Having better oversight of our data collection also makes it easier to plan and implement data storage solutions that provide the levels of security and availability we require.

APPF data architect Rakesh David says the project was a good opportunity to review the legacy plant phenotyping datasets generated by the Adelaide and Canberra nodes over the past five to ten years.

“We identified over 200 primary plant phenotyping datasets that could be made publicly available,” he says.

“The next step was to collate all the necessary information so it could be packaged as individual plant phenotyping datasets which, in our case, usually involved camera images of plants taken in controlled environments or in natural ecosystems.”

The datasets were enriched with contextual information through the addition of 13 standardised metadata fields to help with assessment and governance of the data – including details of the primary researchers, a description of the project, location details for the resource and licensing information.

The final step was to integrate with the data repository solution used by each node’s host institution (the University of Adelaide’s Figshare for The Plant Accelerator® and ANU Data Commons for the ANU node) to publish the data and its associated metadata, and then assign a DOI to uniquely reference each dataset.

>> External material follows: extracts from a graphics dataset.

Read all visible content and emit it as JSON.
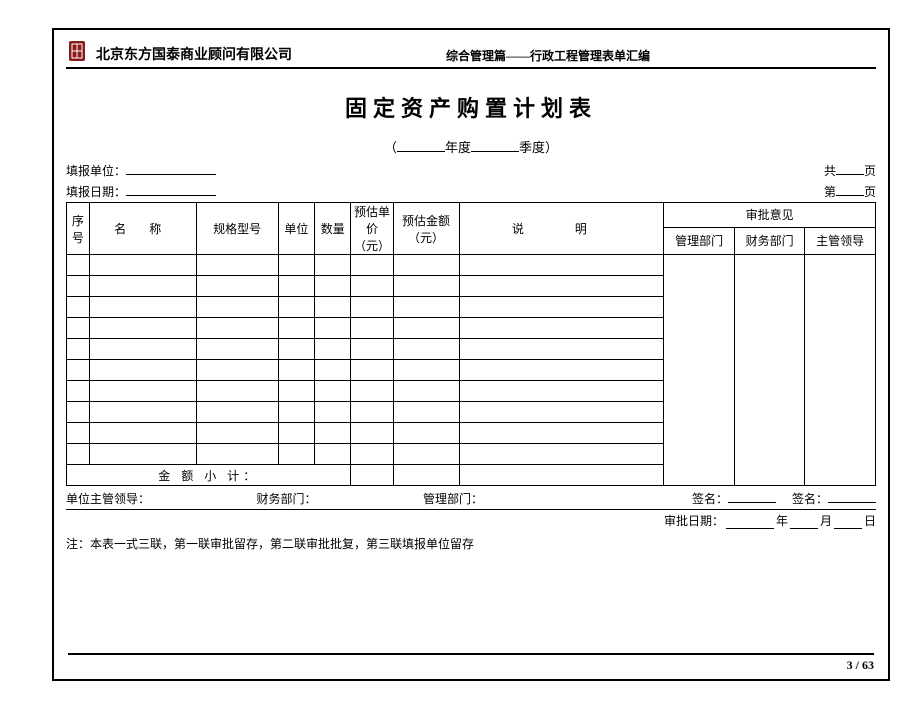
{
  "header": {
    "company_name": "北京东方国泰商业顾问有限公司",
    "doc_category": "综合管理篇——行政工程管理表单汇编"
  },
  "title": {
    "main": "固定资产购置计划表",
    "year_label": "年度",
    "quarter_label": "季度"
  },
  "meta": {
    "report_unit_label": "填报单位：",
    "report_date_label": "填报日期：",
    "total_pages_prefix": "共",
    "page_suffix": "页",
    "current_page_prefix": "第"
  },
  "table": {
    "columns": {
      "seq": "序号",
      "name": "名 称",
      "model": "规格型号",
      "unit": "单位",
      "qty": "数量",
      "est_price": "预估单价（元）",
      "est_amount": "预估金额（元）",
      "desc": "说 明",
      "approval_group": "审批意见",
      "approval_mgmt": "管理部门",
      "approval_fin": "财务部门",
      "approval_leader": "主管领导"
    },
    "body_row_count": 10,
    "subtotal_label": "金 额 小 计："
  },
  "signatures": {
    "unit_leader": "单位主管领导：",
    "finance_dept": "财务部门：",
    "mgmt_dept": "管理部门：",
    "sign_label": "签名：",
    "approve_date_label": "审批日期：",
    "year": "年",
    "month": "月",
    "day": "日"
  },
  "note": "注：本表一式三联，第一联审批留存，第二联审批批复，第三联填报单位留存",
  "footer": {
    "page_label": "3  /  63"
  },
  "colors": {
    "logo_fill": "#8a1a1a",
    "text": "#000000",
    "border": "#000000"
  }
}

Completing APPF’s part of the Data Retention Program was a significant undertaking. Working in partnership with ARDC, the data team published:

  • 13 standardised metadata fields to improve discoverability (including persistent identifiers like DOIs, ORCIDs and RORs to uniquely reference datasets, researchers and institutions).
  • 223 separate plant phenotyping datasets in institutional and national repositories.
  • 06 TB of plant phenotyping images.

The team is now in the process of applying FAIR principles as a consistent framework for publishing future datasets across the APPF network. This will help create federated data collections and establish our plant phenotyping datasets as a single discoverable resource for the research community.

APPF’s data team is also leading the ARDC Multi-scalar Crop Characterisation Network (MCCN) project, which will establish protocols for consistent and FAIR data storage across all Australian crop trial sites and research projects.

This project received investment from the Australian Research Data Commons (ARDC). The ARDC is funded by the National Collaborative Research Infrastructure Strategy (NCRIS).